Analyze query performance
Before pruning data, analyze query performance to check for proper indexes. Run explain plans to determine whether a specific query is using indexes. For more information, see the MongoDB tutorial on analyzing query performance using explain plans.
Indexes are data structures that MongoDB uses for more efficient queries. If an explain plan reveals that a query lacks an index, create one. For more information, see the MongoDB manual on indexes. A proper indexing strategy takes priority over data pruning for improving query performance. If a collection has all the necessary indexes and query performance is still slow, consider the strategies below.
TTL indexes
If documents in a collection are not needed after a certain amount of time, a TTL index can automatically remove them after a specified number of seconds or at an exact time. TTL indexes can only be created on fields with a date value or an array of date values.

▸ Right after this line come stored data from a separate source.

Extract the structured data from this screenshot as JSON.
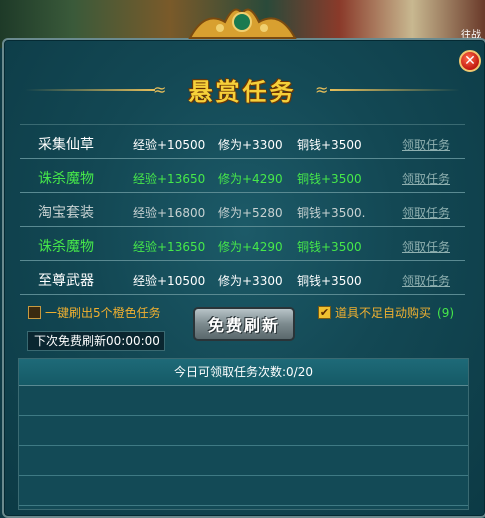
{
  "top": {
    "side_tag": "往战"
  },
  "title": "悬赏任务",
  "tasks": [
    {
      "name": "采集仙草",
      "exp": "经验+10500",
      "cultivation": "修为+3300",
      "coins": "铜钱+3500",
      "action": "领取任务",
      "color": "white"
    },
    {
      "name": "诛杀魔物",
      "exp": "经验+13650",
      "cultivation": "修为+4290",
      "coins": "铜钱+3500",
      "action": "领取任务",
      "color": "green"
    },
    {
      "name": "淘宝套装",
      "exp": "经验+16800",
      "cultivation": "修为+5280",
      "coins": "铜钱+3500.",
      "action": "领取任务",
      "color": "gray"
    },
    {
      "name": "诛杀魔物",
      "exp": "经验+13650",
      "cultivation": "修为+4290",
      "coins": "铜钱+3500",
      "action": "领取任务",
      "color": "green"
    },
    {
      "name": "至尊武器",
      "exp": "经验+10500",
      "cultivation": "修为+3300",
      "coins": "铜钱+3500",
      "action": "领取任务",
      "color": "white"
    }
  ],
  "options": {
    "orange_refresh_label": "一键刷出5个橙色任务",
    "orange_refresh_checked": false,
    "auto_buy_label": "道具不足自动购买",
    "auto_buy_checked": true,
    "auto_buy_count": "(9)"
  },
  "refresh_button": "免费刷新",
  "next_refresh": "下次免费刷新00:00:00",
  "daily_claims": "今日可领取任务次数:0/20",
  "colors": {
    "accent_gold": "#f6d03a",
    "green_text": "#46e84a",
    "panel_bg": "#134854"
  }
}
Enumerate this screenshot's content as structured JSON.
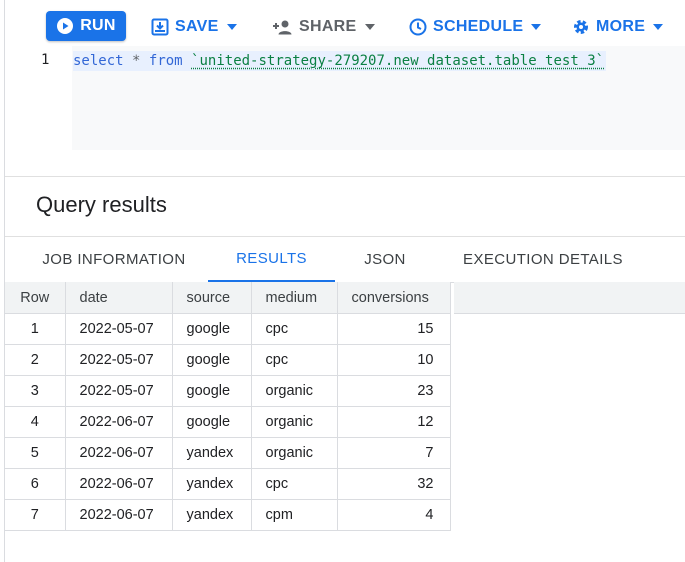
{
  "toolbar": {
    "run_label": "RUN",
    "save_label": "SAVE",
    "share_label": "SHARE",
    "schedule_label": "SCHEDULE",
    "more_label": "MORE"
  },
  "editor": {
    "line_number": "1",
    "kw_select": "select",
    "op_star": "*",
    "kw_from": "from",
    "table_ref": "`united-strategy-279207.new_dataset.table_test_3`"
  },
  "results": {
    "title": "Query results",
    "tabs": [
      "JOB INFORMATION",
      "RESULTS",
      "JSON",
      "EXECUTION DETAILS"
    ],
    "active_tab": "RESULTS",
    "columns": [
      "Row",
      "date",
      "source",
      "medium",
      "conversions"
    ],
    "rows": [
      [
        "1",
        "2022-05-07",
        "google",
        "cpc",
        "15"
      ],
      [
        "2",
        "2022-05-07",
        "google",
        "cpc",
        "10"
      ],
      [
        "3",
        "2022-05-07",
        "google",
        "organic",
        "23"
      ],
      [
        "4",
        "2022-06-07",
        "google",
        "organic",
        "12"
      ],
      [
        "5",
        "2022-06-07",
        "yandex",
        "organic",
        "7"
      ],
      [
        "6",
        "2022-06-07",
        "yandex",
        "cpc",
        "32"
      ],
      [
        "7",
        "2022-06-07",
        "yandex",
        "cpm",
        "4"
      ]
    ]
  },
  "colors": {
    "accent": "#1a73e8",
    "keyword": "#3367d6",
    "string": "#0b8043"
  }
}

TTL indexes are not recommended as a primary means for improving query performance. Use them only if you are certain that the data in a collection needs to persist for a specific amount of time. For more information, see the MongoDB manual on TTL indexes.
Capped collections
A capped collection enforces a limit on the number of documents or total data size that the collection can store. Capped collections use a first-in-first-out strategy: if an insertion pushes the collection past its maximum constraints, the oldest document is removed.
Collections can only be capped at creation time. Use capped collections only when you need a specific amount of the most recently inserted data. For more information, see the MongoDB manual on capped collections.
Archival strategy
If query performance is insufficient even with proper indexes on data that must be retained for historical records, an archival strategy can reduce the working size of a collection. This typically involves moving a subset of documents to another collection, database, or storage system. Documents that no longer need to persist can also be deleted outright. The right archival strategy depends on your use case and performance requirements.
Archival example: job metrics
Beginning with 2021.1, Operations Manager includes a dashboard that displays metrics on jobs run in Itential Platform. This dashboard queries the wfe_job_metrics collection. Because only one document is inserted per automation, the collection rarely grows large enough to significantly impact performance. However, search performance can degrade over time if the document count becomes high enough.
In that scenario, you can create a script that archives or removes metrics for all jobs completed before a certain date, which can improve query performance. Metrics for automations with no recently completed jobs are also candidates for archival. Weigh the importance of query performance against the need for the data being archived in the dashboard before proceeding.